Anyway. Patrick is an outpost of the Jean-Yves empire. Jean-Yves gave me to understand that Patrick was a monomaniacal zealot in dealing with the esoteric outer reaches of Belgian administration, to be handled with respect and some caution. I imagined him a bit like the Jean Réno character in Nikita, but without corpses.
"You don't pay Patrick" he said, obliquely, waving a beige-clad arm in a dismissive gesture. "We deal with that". That's how you roll with Jean-Yves. Things just .. happen. Jail time possibly. Who knows? I have placed my faith in Jean-Yves as one might in a Boeing 747. One admits one's ignorance, places one's critical faculties on stand by and hopes for the best.
Patrick came round on Friday to explain things to me. I cleaned the kitchen table for him and everything and searched through my filing cabinet - yes, I have a filing cabinet, shut up - for documentary offerings to place in front of him. I only came up with my P45 and passport, both of which he disdained, but at least I felt I'd showed willing. He did not look like Jean Réno and had an alarming squint which left me wondering if I had left some unfortunate item of underwear drying on the radiator behind me, his gaze was drawn there so frequently. Every two minutes his phone would ring, and he would bark "ik ben met klant" (I'm with a client) and hang up. Social security is a serious business.
Obviously, I understood about 4% of what he told me, the rest being made up of the kinds of whistles and clicks that schools of dolphins might make to one another. There was a diagram, but I think one of the children turned it into a paper aeroplane. I know very little, but I know that bills will start arriving eventually and my job is to pay them. This I can do (well, sort of). The rest is just ambient dolphin music as far as I am concerned. I made him a cup of coffee, signed a piece of paper, and listened as he listed all the lawyers he knew in Belgium. Job done.
Patrick emailed me this evening. I have had a difficult weekend. This Christmas has blind-sided me with the emotions it has been stirring up, and all manner of deferred sadness keeps surfacing, inconveniently. I collected my tree ornaments from the CFO on Friday and several of them were missing or broken (his mother had used them last year, watch me rise above that with zen calm. Breathe, breathe. In, out. Silver, gold. I am caaaalm). I am pining for them and on top of that, we had a sad accident with my much-loved tiny glass Christmas tree last night as we tried to decorate our actual tree (which was incidentally eyeball bleedingly dear. It cost far more than I imagine a human child of approximately the same size would on the black market). We bought more decorations in a rush last night, and as a result the tree looks like Liberace vomited on it. There is an LED colour changing star on the top that makes me feel physically ill and the whole thing is bristling with alarming coloured tinsel. Where are my sweet Danish birds? Where is my pewter SEAHORSE, dammit?

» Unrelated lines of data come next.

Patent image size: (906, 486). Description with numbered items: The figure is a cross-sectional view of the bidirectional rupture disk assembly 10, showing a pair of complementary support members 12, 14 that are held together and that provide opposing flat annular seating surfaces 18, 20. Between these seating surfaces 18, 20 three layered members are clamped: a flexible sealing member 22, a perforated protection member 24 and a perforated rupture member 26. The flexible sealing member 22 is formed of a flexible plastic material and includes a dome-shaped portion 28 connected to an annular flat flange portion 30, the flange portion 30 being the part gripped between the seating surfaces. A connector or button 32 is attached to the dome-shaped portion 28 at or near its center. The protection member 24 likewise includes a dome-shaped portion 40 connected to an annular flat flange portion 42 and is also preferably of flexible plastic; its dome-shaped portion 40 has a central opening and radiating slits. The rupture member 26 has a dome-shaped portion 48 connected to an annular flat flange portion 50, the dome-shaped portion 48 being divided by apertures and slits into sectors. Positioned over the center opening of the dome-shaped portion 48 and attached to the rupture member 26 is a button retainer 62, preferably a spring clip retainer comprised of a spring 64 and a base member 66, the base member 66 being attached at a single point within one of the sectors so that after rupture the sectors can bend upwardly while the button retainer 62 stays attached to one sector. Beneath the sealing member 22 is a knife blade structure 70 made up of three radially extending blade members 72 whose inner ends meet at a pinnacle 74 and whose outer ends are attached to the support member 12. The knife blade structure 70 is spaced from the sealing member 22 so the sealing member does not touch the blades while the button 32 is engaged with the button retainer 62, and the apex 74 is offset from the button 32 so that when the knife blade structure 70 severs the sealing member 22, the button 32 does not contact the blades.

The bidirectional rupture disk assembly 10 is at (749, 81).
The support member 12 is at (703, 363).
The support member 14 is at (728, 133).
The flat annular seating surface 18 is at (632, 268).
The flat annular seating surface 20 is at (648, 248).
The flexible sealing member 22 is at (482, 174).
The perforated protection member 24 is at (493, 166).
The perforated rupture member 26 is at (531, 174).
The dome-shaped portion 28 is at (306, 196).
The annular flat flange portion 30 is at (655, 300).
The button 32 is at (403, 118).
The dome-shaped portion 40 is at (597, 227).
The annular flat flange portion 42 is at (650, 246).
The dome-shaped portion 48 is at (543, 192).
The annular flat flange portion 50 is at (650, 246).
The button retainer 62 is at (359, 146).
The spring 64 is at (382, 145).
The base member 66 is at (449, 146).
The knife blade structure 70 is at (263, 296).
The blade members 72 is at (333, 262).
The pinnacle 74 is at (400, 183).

I have had a bad week for work too; a week when I can't see any viable future, which I hope is festive gloom rather than prescience. Who knows? As my wonderfully consoling friend F said today in a similar fit of Yuleschmerz (I suppose it would be Weinachtschmerz, but Yuleschmerz sounds nicer. Weinachtsangst? I digress) "I thought I was the kind of person who would be fine, and I am undone so much of the time". And it's that. Precisely that.
So tonight Patrick helpfully emailed me with this query:
"Etes-vous affiliée à une organisation professionelle de journalistes? Avez-vous une carte de presse?"
(Are you a member of a professional association of journalists? Do you have a press card?)
Er, no. No. I am entirely without professional credentials. Thank you for bringing this to my attention. For the remainder of this calendar year (so, 19 days) I am still a solicitor admitted in England and Wales, though. Do I get any points for that? No? Oh. Excuse me while I breathe into this paper bag.
After a brief pause, he followed up with "Alors Madame, Pouvez-vous me donner une description de vos activités?"
(Then, Madam, can you give me a description of your activities?)
Maybe I am just projecting the scepticism I sense emanating from this message, but it's as if even the social security man knows I am a fraud. You do not have a job, Emma! You are just PRETENDING. Patrick, Google Adsense, the insistent voices in my head.. It's not good.
Erm. What can I tell him? I have cobbled something factually accurate together but it does change the real, enormous insecurity I feel at the moment.
"I thought I was the kind of person who would be fine". I'm sure losing that assurance is good for my soul, but it's bloody terrifying too. Brrrrrr. Is Jean Réno coming to terminate me for past acts of hubris?